The year before, Hugh's response would have been a breezy, “Nonsense!” Now he glanced at Eleanor and his newest son, John, and said only, “We are trying our best to prevent that.”

Eleanor looked at the baby's thatch of whitish hair. “Hugh, even the Pope has advised you to retire from the court. Have you considered doing that? We could live comfortably—very comfortably—on our own lands, you know, and the king could visit us often. Would it be that bad?”

“Are the king and I to have Isabella dictate who shall serve the king?”

“Not Isabella, the
Pope
!”

“It all comes to the same thing,” said Hugh, who had not quite forgiven the Pope for his lack of sympathy with regard to the black arts practiced against him.

“But England herself is in jeopardy, Hugh. Your children are in jeopardy; what do you think would happen if an invasion succeeded?”

“Succeeded! Eleanor, don't be absurd.”

“Hugh, I love my uncle. I would give my very life for him. But he has not won a war, save at Boroughbridge, and that was due mainly to Harclay. He is not a military leader, and you know it.”

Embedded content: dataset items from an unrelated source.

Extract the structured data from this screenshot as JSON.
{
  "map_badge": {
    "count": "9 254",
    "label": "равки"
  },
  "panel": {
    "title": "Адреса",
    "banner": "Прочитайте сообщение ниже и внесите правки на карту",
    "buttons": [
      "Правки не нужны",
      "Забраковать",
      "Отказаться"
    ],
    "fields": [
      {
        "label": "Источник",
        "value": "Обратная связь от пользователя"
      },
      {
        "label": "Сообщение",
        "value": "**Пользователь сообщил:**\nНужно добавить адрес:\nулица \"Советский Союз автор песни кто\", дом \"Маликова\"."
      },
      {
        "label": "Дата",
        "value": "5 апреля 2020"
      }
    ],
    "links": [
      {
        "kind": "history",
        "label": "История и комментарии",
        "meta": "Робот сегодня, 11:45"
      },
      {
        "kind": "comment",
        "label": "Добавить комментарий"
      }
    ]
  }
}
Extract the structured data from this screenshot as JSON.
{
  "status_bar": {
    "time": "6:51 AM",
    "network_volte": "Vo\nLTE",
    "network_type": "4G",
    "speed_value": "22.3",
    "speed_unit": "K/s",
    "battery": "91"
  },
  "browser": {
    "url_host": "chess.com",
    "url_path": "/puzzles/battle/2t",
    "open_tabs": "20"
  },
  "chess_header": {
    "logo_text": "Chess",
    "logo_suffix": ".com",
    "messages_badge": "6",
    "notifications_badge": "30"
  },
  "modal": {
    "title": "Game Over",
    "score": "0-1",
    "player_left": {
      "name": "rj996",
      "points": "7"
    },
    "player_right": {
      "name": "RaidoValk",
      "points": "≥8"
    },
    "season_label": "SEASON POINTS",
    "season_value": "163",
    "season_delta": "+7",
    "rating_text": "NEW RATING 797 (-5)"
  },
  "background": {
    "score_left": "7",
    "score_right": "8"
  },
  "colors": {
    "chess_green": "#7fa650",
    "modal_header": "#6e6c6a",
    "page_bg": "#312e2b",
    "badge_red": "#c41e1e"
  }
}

“The English won't stand to be invaded by the French,” said Hugh. “It is a matter of preparation, and the king is preparing for the worst.”

“But Hugh, we have gotten off the subject. Can't you placate the queen a little by leaving the court? At least until she sees that you mean her no harm?”

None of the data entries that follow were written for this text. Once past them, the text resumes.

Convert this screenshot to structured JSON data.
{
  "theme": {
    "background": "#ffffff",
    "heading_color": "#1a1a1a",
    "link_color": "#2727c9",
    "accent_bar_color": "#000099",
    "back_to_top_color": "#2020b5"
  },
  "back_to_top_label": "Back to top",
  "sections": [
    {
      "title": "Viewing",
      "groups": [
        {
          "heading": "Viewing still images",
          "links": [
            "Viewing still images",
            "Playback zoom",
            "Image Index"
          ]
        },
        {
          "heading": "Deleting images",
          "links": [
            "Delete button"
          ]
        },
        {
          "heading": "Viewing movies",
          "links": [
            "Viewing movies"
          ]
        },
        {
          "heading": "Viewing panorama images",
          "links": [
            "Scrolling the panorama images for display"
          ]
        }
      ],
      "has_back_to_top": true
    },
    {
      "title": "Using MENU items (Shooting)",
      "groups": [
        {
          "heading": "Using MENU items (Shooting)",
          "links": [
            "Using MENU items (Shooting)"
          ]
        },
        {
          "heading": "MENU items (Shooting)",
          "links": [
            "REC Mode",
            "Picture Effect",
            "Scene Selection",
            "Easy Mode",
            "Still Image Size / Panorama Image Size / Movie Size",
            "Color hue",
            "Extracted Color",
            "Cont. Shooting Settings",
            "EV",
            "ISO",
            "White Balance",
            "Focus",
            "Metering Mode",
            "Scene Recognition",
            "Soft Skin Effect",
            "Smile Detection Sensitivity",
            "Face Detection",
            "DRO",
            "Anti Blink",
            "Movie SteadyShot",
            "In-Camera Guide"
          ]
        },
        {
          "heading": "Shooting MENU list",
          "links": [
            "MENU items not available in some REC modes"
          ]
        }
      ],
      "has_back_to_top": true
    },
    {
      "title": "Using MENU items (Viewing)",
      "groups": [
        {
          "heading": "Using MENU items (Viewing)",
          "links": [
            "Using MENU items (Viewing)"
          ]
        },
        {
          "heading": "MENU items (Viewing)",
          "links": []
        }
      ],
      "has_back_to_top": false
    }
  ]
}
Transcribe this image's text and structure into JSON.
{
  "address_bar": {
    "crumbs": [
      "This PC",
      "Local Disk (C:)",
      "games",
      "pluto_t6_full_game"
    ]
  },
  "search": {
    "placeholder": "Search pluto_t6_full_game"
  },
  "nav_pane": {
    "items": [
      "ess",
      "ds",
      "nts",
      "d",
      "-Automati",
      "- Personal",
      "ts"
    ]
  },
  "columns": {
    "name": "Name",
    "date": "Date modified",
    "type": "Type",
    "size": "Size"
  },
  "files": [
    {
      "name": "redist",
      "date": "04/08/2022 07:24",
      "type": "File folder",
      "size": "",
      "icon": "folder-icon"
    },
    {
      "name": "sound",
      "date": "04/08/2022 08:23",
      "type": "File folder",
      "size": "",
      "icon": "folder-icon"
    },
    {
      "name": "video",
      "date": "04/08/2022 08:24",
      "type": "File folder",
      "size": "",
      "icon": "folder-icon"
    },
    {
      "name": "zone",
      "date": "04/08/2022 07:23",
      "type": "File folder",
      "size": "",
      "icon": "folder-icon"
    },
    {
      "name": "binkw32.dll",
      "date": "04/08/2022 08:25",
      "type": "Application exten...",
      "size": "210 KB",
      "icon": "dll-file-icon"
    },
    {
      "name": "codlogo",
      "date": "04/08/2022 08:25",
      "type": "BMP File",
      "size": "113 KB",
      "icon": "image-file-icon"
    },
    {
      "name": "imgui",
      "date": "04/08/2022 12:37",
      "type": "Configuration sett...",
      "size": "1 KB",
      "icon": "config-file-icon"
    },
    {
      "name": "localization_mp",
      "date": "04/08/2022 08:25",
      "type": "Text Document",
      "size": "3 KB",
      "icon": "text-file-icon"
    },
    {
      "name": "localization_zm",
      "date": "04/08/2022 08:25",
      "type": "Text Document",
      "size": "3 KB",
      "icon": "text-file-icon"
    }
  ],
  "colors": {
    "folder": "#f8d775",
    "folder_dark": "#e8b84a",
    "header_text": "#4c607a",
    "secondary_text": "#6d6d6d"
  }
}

Hugh started to make a sharp reply, then experienced one of those fits of conscience that occasionally afflicted him. Just a few weeks before, in the throes of one, he had offered Eleanor's sister Elizabeth some lands in compensation for those he had taken from her, and now, looking at the woman he had been married to nearly twenty years, he found that he could not lie to her. “It's not that simple, Eleanor. I can't just go away like that. The king needs me.” He paused a long time. “And I need him. We love each other, Eleanor.”

“Like David and Jonathan?”

“No, Eleanor. Like the king and Gaveston.”

“I see.”

John, who had been cradled in Eleanor's arms, rooted around with his mouth hopefully. Finding no waiting nipple, he began to whimper. Hugh rang a bell and John's wet nurse appeared in seconds. She sometimes nursed her charge in the presence of his parents, but seeing the expressions on their faces, she bowed and hurried to the nursery. When she was safely gone, Eleanor said, “Margaret implied as much when we were at Marlborough Castle together. I thought she meant you had women lovers, and I took it for pure spite. I should have known better.”

“There's no other woman in my life but you. There's no other man in my life but the king.”

“How tidy. How long has this been going on, Hugh?”

“About eight years.”

“Eight years?”

“We tried to be discreet.”

“You were that.”

“Sweetheart, neither of us wanted to hurt you.”

“But you have, haven't you?” She snorted and headed toward the door.

Edward, preparing for a spot of hunting and believing Hugh to be doing the same, was puzzled to hear that Lady Despenser wanted to speak to him urgently about John of Eltham's knightly training. They had spoken about the very subject the afternoon before. But it was not like his niece to bother him with trivial matters, so he bade his attendant to show her in, then agreed to her strange request that they be left alone.

“So, Nelly. You were concerned about my John?”

“No, Uncle. I have found out just now that you and my husband are lovers.”

“I see. Have some wine, Nelly.”

Eleanor took the cup he poured for her and drained it. “Another, please.”

He complied. “Eleanor, I didn't mean to hurt you. Neither did Hugh. You were a scruple we both had to overcome, and should not have. But, of course, we did, and we will have to answer for it someday.”

“You will give each other up?”

Edward shook his head. “No, Nelly.” He stared out the window. “You probably heard from Gaveston that he and I gave each other up. Did you?” She nodded. “And what was his reward? Nine days in a dungeon and then Blacklow Hill. No. I won't give Hugh up, not for you or for any man or any woman or God Himself.”

“So be it. But Hugh comes with strings attached.”

“Strings, Nelly?”

“Me.”

She yanked off her headdress, letting her red curls fall past her waist, and unclasped her cloak. Beneath it, the king saw, she wore only a shift, so sheer that it revealed every outline of her body. He was still gaping at the shift when Eleanor shrugged and sent it slithering to the floor. “Christ almighty,” he whispered.